Alternatively, Crecca said the colony is operating within Belmont’s rules.
“Recruitment obviously happens at official rush events. We’re not allowed to hold any official rush events on campus. I understand that,” he said. “But we are following Belmont’s official rules that we obviously don’t have to abide by if we don’t want to—we are making a choice because we respect Belmont, we respect their Greek community, to follow all those rules.”
Some members of Belmont’s official fraternities and sororities now fear how the Kappa Sigma colony’s activity may impact their reputations, and, as such, have been taking measures to stop it.
“Kappa Sigma has been trying to recruit for parties. If we see it, we’re supposed to report it immediately,” said Emily Swan, a member of the Alpha Gamma Delta sorority. “Basically, it can’t happen.”
While Kappa Sigma is not recognized by Belmont, the group is officially known by its national office.
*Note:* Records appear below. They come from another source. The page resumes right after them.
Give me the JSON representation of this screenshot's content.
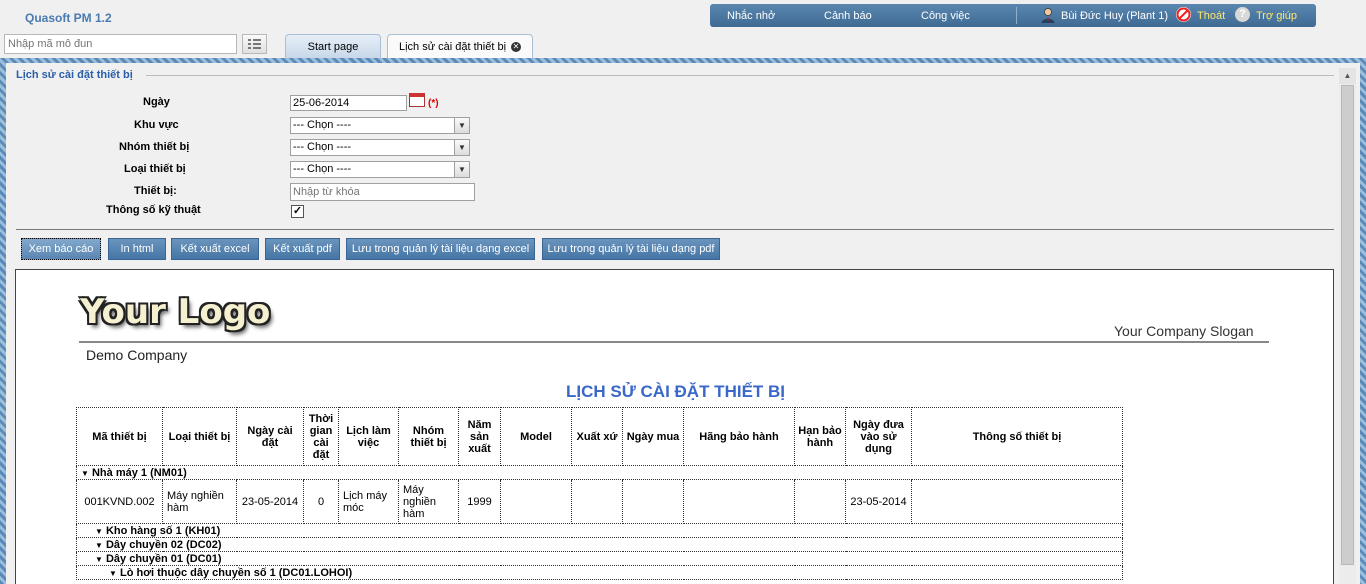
{
  "app": {
    "title": "Quasoft PM 1.2"
  },
  "topnav": {
    "items": [
      "Nhắc nhở",
      "Cảnh báo",
      "Công việc"
    ],
    "user": "Bùi Đức Huy (Plant 1)",
    "logout": "Thoát",
    "help": "Trợ giúp",
    "icons": [
      "user-icon",
      "logout-icon",
      "help-icon"
    ]
  },
  "toolbar": {
    "module_placeholder": "Nhập mã mô đun"
  },
  "tabs": [
    {
      "label": "Start page"
    },
    {
      "label": "Lịch sử cài đặt thiết bị"
    }
  ],
  "form": {
    "title": "Lịch sử cài đặt thiết bị",
    "date_label": "Ngày",
    "date_value": "25-06-2014",
    "required_mark": "(*)",
    "area_label": "Khu vực",
    "area_value": "--- Chọn ----",
    "group_label": "Nhóm thiết bị",
    "group_value": "--- Chọn ----",
    "type_label": "Loại thiết bị",
    "type_value": "--- Chọn ----",
    "device_label": "Thiết bị:",
    "device_placeholder": "Nhập từ khóa",
    "spec_label": "Thông số kỹ thuật",
    "spec_checked": true
  },
  "buttons": [
    "Xem báo cáo",
    "In html",
    "Kết xuất excel",
    "Kết xuất pdf",
    "Lưu trong quản lý tài liệu dạng excel",
    "Lưu trong quản lý tài liệu dạng pdf"
  ],
  "report": {
    "logo": "Your Logo",
    "slogan": "Your Company Slogan",
    "company": "Demo Company",
    "title": "LỊCH SỬ CÀI ĐẶT THIẾT BỊ",
    "columns": [
      "Mã thiết bị",
      "Loại thiết bị",
      "Ngày cài đặt",
      "Thời gian cài đặt",
      "Lịch làm việc",
      "Nhóm thiết bị",
      "Năm sản xuất",
      "Model",
      "Xuất xứ",
      "Ngày mua",
      "Hãng bảo hành",
      "Hạn bảo hành",
      "Ngày đưa vào sử dụng",
      "Thông số thiết bị"
    ],
    "groups": {
      "g1": "Nhà máy 1 (NM01)",
      "g2": "Kho hàng số 1 (KH01)",
      "g3": "Dây chuyền 02 (DC02)",
      "g4": "Dây chuyền 01 (DC01)",
      "g5": "Lò hơi thuộc dây chuyền số 1 (DC01.LOHOI)"
    },
    "row1": {
      "code": "001KVND.002",
      "type": "Máy nghiền hàm",
      "install_date": "23-05-2014",
      "install_time": "0",
      "schedule": "Lịch máy móc",
      "group": "Máy nghiền hàm",
      "year": "1999",
      "model": "",
      "origin": "",
      "purchase_date": "",
      "warranty_vendor": "",
      "warranty_term": "",
      "in_use_date": "23-05-2014",
      "spec": ""
    }
  },
  "colors": {
    "accent": "#4576a5",
    "title_blue": "#3a68c8",
    "legend_blue": "#2a5ea8"
  }
}
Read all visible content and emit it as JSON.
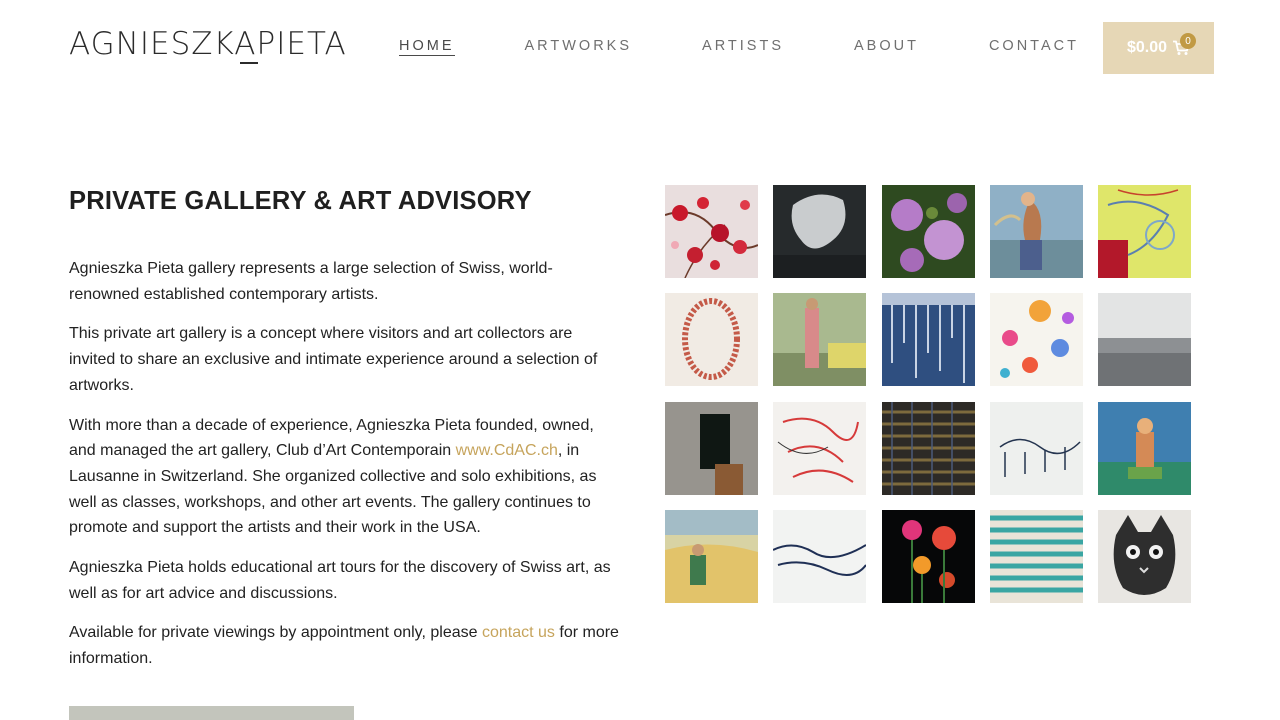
{
  "header": {
    "logo_text_first": "AGNIESZKA",
    "logo_text_second": "PIETA",
    "nav": [
      {
        "label": "HOME",
        "active": true
      },
      {
        "label": "ARTWORKS",
        "active": false
      },
      {
        "label": "ARTISTS",
        "active": false
      },
      {
        "label": "ABOUT",
        "active": false
      },
      {
        "label": "CONTACT",
        "active": false
      }
    ],
    "cart": {
      "total": "$0.00",
      "count": "0",
      "icon": "cart-icon"
    }
  },
  "main": {
    "title": "PRIVATE GALLERY & ART ADVISORY",
    "p1": "Agnieszka Pieta gallery represents a large selection of Swiss, world-renowned established contemporary artists.",
    "p2": "This private art gallery is a concept where visitors and art collectors are invited to share an exclusive and intimate experience around a selection of artworks.",
    "p3_before": "With more than a decade of experience, Agnieszka Pieta founded, owned, and managed the art gallery, Club d’Art Contemporain ",
    "p3_link": "www.CdAC.ch",
    "p3_after": ", in Lausanne in Switzerland.  She organized collective and solo exhibitions, as well as classes, workshops, and other art events. The gallery continues to promote and support the artists and their work in the USA.",
    "p4": "Agnieszka Pieta holds educational art tours for the discovery of Swiss art, as well as for art advice and discussions.",
    "p5_before": "Available for private viewings by appointment only, please ",
    "p5_link": "contact us",
    "p5_after": " for more information."
  },
  "colors": {
    "accent_gold": "#c6a45c",
    "cart_bg": "#e6d7b6",
    "badge": "#c19a44",
    "button_gray": "#c3c5bc"
  },
  "gallery": [
    {
      "name": "artwork-red-blossoms"
    },
    {
      "name": "artwork-dark-abstract"
    },
    {
      "name": "artwork-lilac-flowers"
    },
    {
      "name": "artwork-golfer"
    },
    {
      "name": "artwork-yellow-abstract"
    },
    {
      "name": "artwork-red-circle-drawing"
    },
    {
      "name": "artwork-figure-with-car"
    },
    {
      "name": "artwork-blue-drips"
    },
    {
      "name": "artwork-colorful-flowers"
    },
    {
      "name": "artwork-gray-landscape"
    },
    {
      "name": "artwork-dark-doorway"
    },
    {
      "name": "artwork-red-sketch"
    },
    {
      "name": "artwork-striped-abstract"
    },
    {
      "name": "artwork-ink-sketch"
    },
    {
      "name": "artwork-seated-woman"
    },
    {
      "name": "artwork-woman-in-field"
    },
    {
      "name": "artwork-ink-landscape"
    },
    {
      "name": "artwork-dark-bouquet"
    },
    {
      "name": "artwork-teal-stripes"
    },
    {
      "name": "artwork-cat-portrait"
    }
  ]
}
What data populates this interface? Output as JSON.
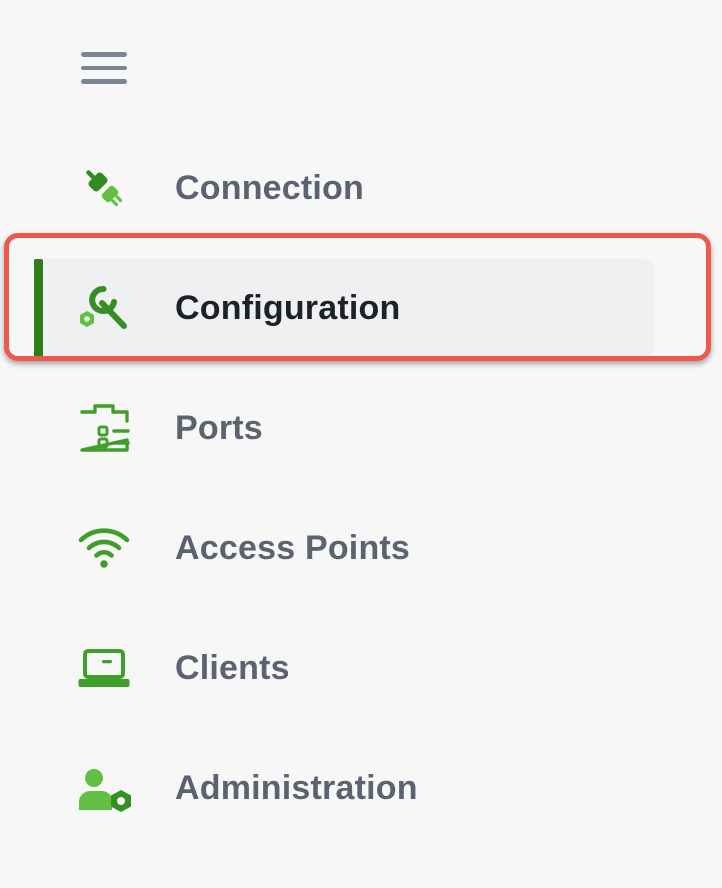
{
  "sidebar": {
    "menu_toggle_icon": "hamburger-menu-icon",
    "active_item": "Configuration",
    "accent_color": "#2e7d17",
    "icon_color": "#3f9f2a",
    "highlight_color": "#f0584e",
    "items": [
      {
        "label": "Connection",
        "icon": "plug-icon"
      },
      {
        "label": "Configuration",
        "icon": "wrench-icon"
      },
      {
        "label": "Ports",
        "icon": "ports-icon"
      },
      {
        "label": "Access Points",
        "icon": "wifi-icon"
      },
      {
        "label": "Clients",
        "icon": "laptop-icon"
      },
      {
        "label": "Administration",
        "icon": "admin-user-icon"
      }
    ]
  }
}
There it is known as the Nashville, Tennessee Colony.
“A colony is all pledges, but no members. It’s a prospective chapter with no charter or rituals,” said an official with the fraternity’s national office.
In order to become a charter, a colony must fulfill a number of criteria, including attending a workshop, having programming, logging community service hours and paying charter fees. The process typically takes anywhere from nine to 12 months, he said.
“We would support them as a city/county organization as long as we could, but obviously we would like them to become a chapter,” he said.
That’s what Crecca said he and the other colony members want, but they are aware they are in for a climb to get official Belmont recognition.
“We knew we were fighting an uphill battle when we started, and it’s just getting steeper and steeper.”